Lord A eventually emerged, vastly irate, and not at all pleased to see me.
“It is outrageous that you visit me here,” he said, “and a clear abridgement of our bond.”
“I thought you had dissolved our bond,” I could not help saying, “but in any case, the warning I bring you does not enrich me. I come merely for
your own good.”
“What warning?” he asked.
“Miss Phipps is a charlatan. She is not an heiress. She was married to my cousin and is a most wicked woman. She will bring your family not a penny – nothing, in fact, but misery.”
Although Lord A looked surprised, it was immediately clear to me that he did not believe a word of it. I detected a woman’s voice call him from within.
“I see that you have conceived a most inappropriate affection for Charlie,” he said in a low and very angry voice, “and I believe you now wish to wreck this marriage by any means. I wish I had never set eyes on you. Go away, and do not bother us again or I will not hesitate to set the watch on you.” He moved to close the door.
“If you do not abandon the marriage, I shall be there; I shall prevent it,” I said.
Lord A looked horrified. The woman’s voice called again.
“Do nothing,” he said. “I will come to you.” And he closed the door.
And indeed he did, only an hour or so later.
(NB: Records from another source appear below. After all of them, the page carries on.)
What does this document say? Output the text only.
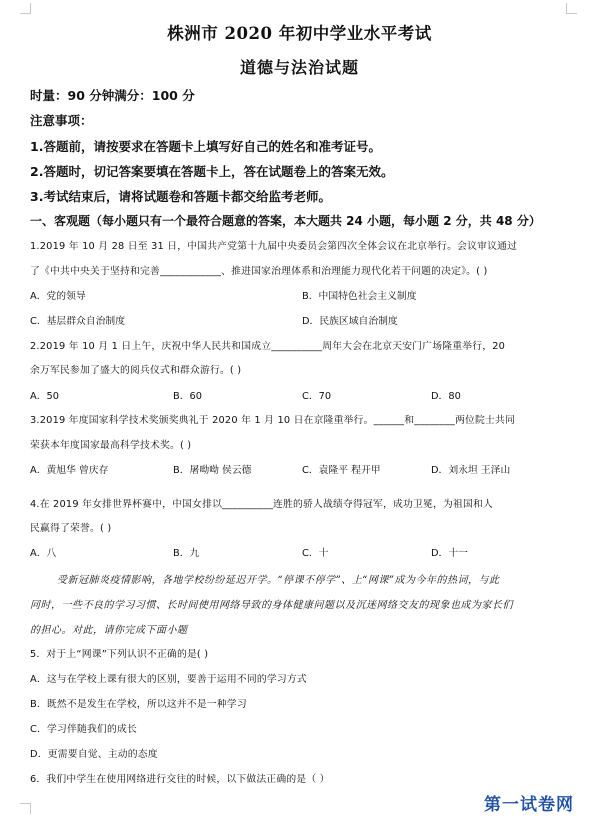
株洲市 2020 年初中学业水平考试
道德与法治试题
时量：90 分钟满分：100 分
注意事项：
1.答题前，请按要求在答题卡上填写好自己的姓名和准考证号。
2.答题时，切记答案要填在答题卡上，答在试题卷上的答案无效。
3.考试结束后，请将试题卷和答题卡都交给监考老师。
一、客观题（每小题只有一个最符合题意的答案，本大题共 24 小题，每小题 2 分，共 48 分）
1.2019 年 10 月 28 日至 31 日，中国共产党第十九届中央委员会第四次全体会议在北京举行。会议审议通过
了《中共中央关于坚持和完善____________、推进国家治理体系和治理能力现代化若干问题的决定》。( )
A．党的领导	B．中国特色社会主义制度
C．基层群众自治制度	D．民族区域自治制度
2.2019 年 10 月 1 日上午，庆祝中华人民共和国成立__________周年大会在北京天安门广场隆重举行，20
余万军民参加了盛大的阅兵仪式和群众游行。( )
A．50	B．60	C．70	D．80
3.2019 年度国家科学技术奖颁奖典礼于 2020 年 1 月 10 日在京隆重举行。______和________两位院士共同
荣获本年度国家最高科学技术奖。( )
A．黄旭华 曾庆存	B．屠呦呦 侯云德	C．袁隆平 程开甲	D．刘永坦 王泽山
4.在 2019 年女排世界杯赛中，中国女排以__________连胜的骄人战绩夺得冠军，成功卫冕，为祖国和人
民赢得了荣誉。( )
A．八	B．九	C．十	D．十一
受新冠肺炎疫情影响，各地学校纷纷延迟开学。“停课不停学”、上“网课”成为今年的热词，与此
同时，一些不良的学习习惯、长时间使用网络导致的身体健康问题以及沉迷网络交友的现象也成为家长们
的担心。对此，请你完成下面小题
5．对于上“网课”下列认识不正确的是( )
A．这与在学校上课有很大的区别，要善于运用不同的学习方式
B．既然不是发生在学校，所以这并不是一种学习
C．学习伴随我们的成长
D．更需要自觉、主动的态度
6．我们中学生在使用网络进行交往的时候，以下做法正确的是（ ）
第一试卷网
Janey received him with a surly face, for she was both angry at the harsh way he had used me last time he was under our roof, and embarrassed at the trouble I was causing. I knew she would be listening at the door to our conversation, for she monitored what she perceived to be my madness like any nurse.
“I understand you think you have reason to raise an objection to my nephew’s marriage tomorrow,” he said patiently. “Please enlighten me.”
And then I told him all I knew of Sylvia’s character. He heard me out, and then declared that this person could not possibly be Sophia Phipps. I asked him on what authority he had formed his opinion of her character and background. Letters, he said. This he could see I scorned.